So, you guys have seen how excited I have been for this one. I’ve brought it up in several different posts over the last few months and well, here we are! It was released yesterday and I’m over the moon. I had the pleasure of reading an advanced copy and I’m delighted to tell you that I wasn’t disappointed, I enjoyed the read. The author was truly brilliant, the book well researched and the world lively enough for me to lose myself for a while. Whilst I wish certain parts were a little faster paced, it didn’t take away from the book for me.

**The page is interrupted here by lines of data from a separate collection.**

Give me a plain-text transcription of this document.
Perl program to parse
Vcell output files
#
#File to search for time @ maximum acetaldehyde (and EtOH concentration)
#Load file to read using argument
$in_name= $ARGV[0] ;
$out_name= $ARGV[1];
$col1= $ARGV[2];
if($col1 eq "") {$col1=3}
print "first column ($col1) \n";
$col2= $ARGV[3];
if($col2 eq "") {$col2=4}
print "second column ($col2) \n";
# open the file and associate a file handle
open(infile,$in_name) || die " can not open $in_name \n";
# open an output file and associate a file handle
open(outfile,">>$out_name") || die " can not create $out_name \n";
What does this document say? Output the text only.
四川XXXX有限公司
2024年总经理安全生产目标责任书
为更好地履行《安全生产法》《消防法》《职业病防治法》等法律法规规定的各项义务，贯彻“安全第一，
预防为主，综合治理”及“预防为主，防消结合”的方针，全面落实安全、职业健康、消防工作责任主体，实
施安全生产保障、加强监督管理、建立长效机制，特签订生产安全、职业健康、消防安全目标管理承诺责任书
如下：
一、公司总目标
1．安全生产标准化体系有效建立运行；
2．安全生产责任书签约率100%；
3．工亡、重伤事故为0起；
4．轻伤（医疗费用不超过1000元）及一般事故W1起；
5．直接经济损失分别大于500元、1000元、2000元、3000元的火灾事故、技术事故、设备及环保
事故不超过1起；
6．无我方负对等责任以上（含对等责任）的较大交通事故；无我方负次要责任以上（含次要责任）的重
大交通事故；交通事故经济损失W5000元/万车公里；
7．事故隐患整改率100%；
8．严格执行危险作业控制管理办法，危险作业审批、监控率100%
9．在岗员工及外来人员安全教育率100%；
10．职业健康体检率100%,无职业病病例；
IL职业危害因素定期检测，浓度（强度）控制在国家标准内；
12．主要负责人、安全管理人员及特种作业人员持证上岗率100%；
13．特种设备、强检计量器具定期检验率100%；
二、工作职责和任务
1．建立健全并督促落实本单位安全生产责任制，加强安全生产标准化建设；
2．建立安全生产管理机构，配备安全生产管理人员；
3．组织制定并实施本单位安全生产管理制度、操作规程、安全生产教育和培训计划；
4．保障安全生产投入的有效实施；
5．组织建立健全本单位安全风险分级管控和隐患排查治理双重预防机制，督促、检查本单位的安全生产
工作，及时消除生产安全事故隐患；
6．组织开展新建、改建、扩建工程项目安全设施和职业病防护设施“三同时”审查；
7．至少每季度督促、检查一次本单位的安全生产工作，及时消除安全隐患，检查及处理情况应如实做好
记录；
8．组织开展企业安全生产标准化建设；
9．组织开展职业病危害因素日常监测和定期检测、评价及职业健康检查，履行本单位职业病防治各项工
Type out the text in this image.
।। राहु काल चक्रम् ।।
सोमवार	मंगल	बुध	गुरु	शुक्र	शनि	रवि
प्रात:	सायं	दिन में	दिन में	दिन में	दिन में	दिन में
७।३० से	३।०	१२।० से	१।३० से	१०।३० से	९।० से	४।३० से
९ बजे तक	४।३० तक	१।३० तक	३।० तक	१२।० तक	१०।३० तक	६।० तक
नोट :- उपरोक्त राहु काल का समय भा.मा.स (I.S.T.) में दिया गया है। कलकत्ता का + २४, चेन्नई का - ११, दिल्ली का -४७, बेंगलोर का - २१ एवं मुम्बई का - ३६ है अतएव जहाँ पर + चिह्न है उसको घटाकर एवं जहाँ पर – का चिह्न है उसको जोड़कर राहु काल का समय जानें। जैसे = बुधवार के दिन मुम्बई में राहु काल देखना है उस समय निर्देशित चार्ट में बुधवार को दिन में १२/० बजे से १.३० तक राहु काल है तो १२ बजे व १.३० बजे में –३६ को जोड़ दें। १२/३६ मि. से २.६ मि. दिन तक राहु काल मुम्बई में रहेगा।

Ms. Fowler painted the portrait of turn of the century beautifully. I loved reading about the rules of society and what one had to do or know to get accepted into it. When one hears the name Vanderbilt, one doesn’t think if a family who has to struggle for acceptance. They are part of that legendary echelon that most of us will never be part of. Yet, it was quite a different time and I was not at all disappointed in learning about the maneuvering to attain and keep the desired status. Reading about Alva’s privileged life was certainly one of interest for me. I liked reading about the different balls and events, how she dealt with things. She was a strong woman, even though occasionally I did find her being docile when she shouldn’t have been.
You may find that the book is slow in places, that you’re left wanting. However, I attributed that to the fact that most women’s lives were like that. There were rules and one was meant to follow them. To have a woman like Alva, who is headstrong and thinks for herself, was quite uncommon. In a time when divorce was unheard of, Alva did it. She was an outcast for a time but recovered nicely. When she wasn’t granted a box in the Academy of Music, she founded The Met. Yes, that self-same Opera House in New York. (And I don’t know about you, but I damn love a level of petty. Who’s ever heard of the Academy of Music? Well, maybe a lot of people have, but The Met! C’mon!) Alva’s influence is still very present in this day and age. Her spirit and reach lives on, nearly a century after her death.
This isn’t to say that you will love her at every moment in the book. Despite nearly being destitute and facing a life where she might have needed to work for a living, Alva is surprisingly unsympathetic to the poor in certain moments. She also, for being rather progressive on some things, was a bit backward in how she raised her daughter. Despite not enjoying the silliness of one needing a husband, she was quick to try to get her daughter with the highest bidder, so to speak. She dominates this book and I found she was very well developed. I’d have liked a bit more on her best friend, Consuelo, who became Duchess of Manchester.
Also, ladies, she was a huge part of the suffrage movement. So when you vote next month, think of Alva.
So if you want a fast pace tone, this may not be the read for you. Don’t let that hinder you though, I really think you’d enjoy this. Especially if you like historical fiction. If you love The Gilded Age and reading about those prominent families of New York, like the Astors, the Roosevelts, the Rockefellers, and of course, the Vanderbilts, you’ll enjoy this. I enjoyed her Ms. Fowler’s previous work on her book about Zelda Fitzgerald, this was no different.
- I’d give it ★★★★ stars.
- I received this in exchange for an honest review. (Thank you!)
- I would recommend this to a friend.
Therese Anne Fowler (pronounced ta-reece) is the third child and only daughter of a couple who raised their children in Milan, Illinois. An avowed tomboy as a child, Therese protested her grandmother’s determined attempts to dress her in frills, and then, to further her point, insisted on playing baseball even though Milan had a perfectly good girls’ softball league. She was one of the first girls in the U.S. to play Little League baseball.
After a too-early first marriage and a stint as the single mother of two terrific (now grown-up) sons, she went on to earn a BA in sociology/cultural anthropology and an MFA in creative writing, both from North Carolina State University. Her first novel was published in 2008.
A book’s fate is almost entirely outside its author’s control. Some are published with a lot of marketing and publicity support, but most are not. After the publication of three contemporary novels, each of which sold fewer copies than the previous one, Therese faced a hard truth: her career was in a nosedive. Her editor at the time felt she should take on a pen name and try again with the same sort of book, but Therese was not persuaded. She decided, instead, to write a biographical historical novel about Zelda Fitzgerald, Z, which was published in 2013.
Therese’s work has been translated into more than twenty foreign languages and is published around the world. Z is now available as an original dramatic series for Amazon Studios starring Christina Ricci, with Killer Films producing. (Amazon has elected not to continue with its order for a second season.)
What Therese has discovered is that she has an affinity for badass women from history whose stories have been either mistold or are largely untold. Her next novel centers on Alva Smith Vanderbilt Belmont, a determined, opinionated, compassionate, often amusing woman from America’s Gilded Age. A Well-Behaved Woman, a kind of homage to Edith Wharton with a dash of affection for Jane Austen for good measure, will be published by St. Martin’s Press on October 16, 2018.
Therese has been a visiting professor at North Carolina State University and occasionally teaches fiction writing at conferences and workshops. A member of Phi Beta Kappa and PEN America, she is married to award-winning professor and author John Kessel. They reside in North Carolina.